Until then, you have two options:

  1. If you can store all the input images in memory at the same time, then you can use the basic approach that I described here: Changing stimuli programmatically in C++ standalone, i.e. instead of directly using the rate at time t from the array, you’d shift the time according to the stimulus you want (no need for the start_t part, since each new simulation will always start at 0). The run_args mechanism will still make your life much simpler, since you don’t have to use Brian’s built-in mechanisms ( Synapses, run_regularly, etc.) to program the whole logic (spike count, deciding whether to switch the stimulus or to increase its strength, etc.). Instead, you can do this after each run in Python, and then set the stimulus (stimulus_idx and stimulus_strength in the post I linked above) via run_args.
  2. If your input data is too big to be in memory all at once, you can also re-create a TimedArray using a NeuronGroup and a run_regularly operation, by making use of internal machinery that allows you to make a variable (e.g. your rate) a “view” on a subset of values in another group (storing a “flat” version of your input image). Here’s a little example that shows how this works:
    A simple 2D TimedArray like this:
values = np.array([[1, 2], [4, 5], [3, 4]])
ta = TimedArray(values, dt=1*ms)

G = NeuronGroup(2, 'x = ta(t, i) : 1')

can be replaced by this (exact same results!):

value_group = NeuronGroup(6, 'values : 1')
value_group.values = values.flatten()

G = NeuronGroup(2, 'index : integer')
# The variable x does not appear in the equations, but is a variable of
# the model, added manually via add_reference:
G.variables.add_reference('x' , value_group, 'values', index='index')

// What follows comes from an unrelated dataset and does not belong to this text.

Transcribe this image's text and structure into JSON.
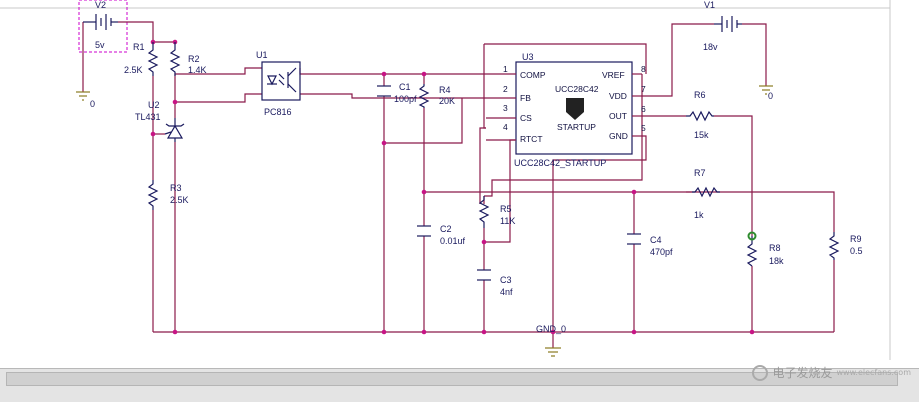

# a bit silly: indices have to start at negative values, since the run_regularly
# operation will already run once at t=0s
G.index = 'i - N'
G.run_regularly('index += N', dt=1*ms)  # Advance to next "row" of array

Now while this of course looks quite a bit more complex, it has the advantage that the values (i.e. your input image) are now stored in a simple NeuronGroup variable: value_group.values. You can therefore swap out the underlying values with

device.run(run_args={value_group.values: new_values.flatten()})

Hope that gets you going!